Apparent temperature anisotropies due to wave activity in the solar wind

TL;DR

This paper models the effects of large-amplitude plasma waves on particle distributions in the solar wind, explaining observed temperature anisotropies and wave-particle interactions through a kinetic framework validated by spacecraft data.

Contribution

It introduces a new model of velocity distribution functions in a plasma wave, linking wave activity to observed anisotropies and nonresonant interactions in the solar wind.

Findings

High wave activity explains key features of measured particle distributions.

Time-averaging leads to apparent temperature anisotropies.

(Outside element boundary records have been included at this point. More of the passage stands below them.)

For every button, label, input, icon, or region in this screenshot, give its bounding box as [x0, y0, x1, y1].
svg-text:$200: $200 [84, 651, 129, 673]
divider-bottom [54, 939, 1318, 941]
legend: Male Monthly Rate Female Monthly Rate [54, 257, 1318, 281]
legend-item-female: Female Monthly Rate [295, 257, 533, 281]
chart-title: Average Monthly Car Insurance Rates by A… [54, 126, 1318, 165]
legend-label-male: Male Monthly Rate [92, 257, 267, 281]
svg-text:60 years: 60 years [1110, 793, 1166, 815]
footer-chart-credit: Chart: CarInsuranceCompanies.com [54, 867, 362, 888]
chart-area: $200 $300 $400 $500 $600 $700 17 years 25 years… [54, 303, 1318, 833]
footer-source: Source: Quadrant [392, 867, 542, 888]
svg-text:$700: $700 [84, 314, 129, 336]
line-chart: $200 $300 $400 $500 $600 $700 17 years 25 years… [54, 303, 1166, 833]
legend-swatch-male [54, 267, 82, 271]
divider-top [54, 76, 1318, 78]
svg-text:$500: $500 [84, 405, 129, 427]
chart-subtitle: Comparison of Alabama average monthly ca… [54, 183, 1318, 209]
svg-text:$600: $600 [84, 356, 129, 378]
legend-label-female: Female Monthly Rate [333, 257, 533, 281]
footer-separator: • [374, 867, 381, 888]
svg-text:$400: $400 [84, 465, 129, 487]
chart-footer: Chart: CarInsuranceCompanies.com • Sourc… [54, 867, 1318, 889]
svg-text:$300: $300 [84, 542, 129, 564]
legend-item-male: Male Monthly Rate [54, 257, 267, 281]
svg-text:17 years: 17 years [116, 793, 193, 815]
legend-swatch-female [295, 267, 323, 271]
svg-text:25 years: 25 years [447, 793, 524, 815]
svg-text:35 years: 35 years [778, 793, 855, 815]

Model aligns with Helios spacecraft measurements.

Abstract

The fast solar wind is a collisionless plasma permeated by plasma waves on many different scales. A plasma wave represents the natural interplay between the periodic changes of the electromagnetic field and the associated coherent motions of the plasma particles. In this paper, a model velocity distribution function is derived for a plasma in a single, coherent, large-amplitude wave. This model allows one to study the kinetic effects of wave motions on particle distributions. They are by in-situ spacecraft measured by counting, over a certain sampling time, the particles coming from various directions and having different energies. We compare our results with the measurements by the Helios spacecraft, and thus find that by assuming high wave activity we are able to explain key observed features of the measured distributions within the framework of our model. We also address the recent discussions on nonresonant wave--particle interactions and apparent heating. The applied time-averaging procedure leads to an apparent ion temperature anisotropy which is connected but not identical to the intrinsic temperature of the underlying distribution function.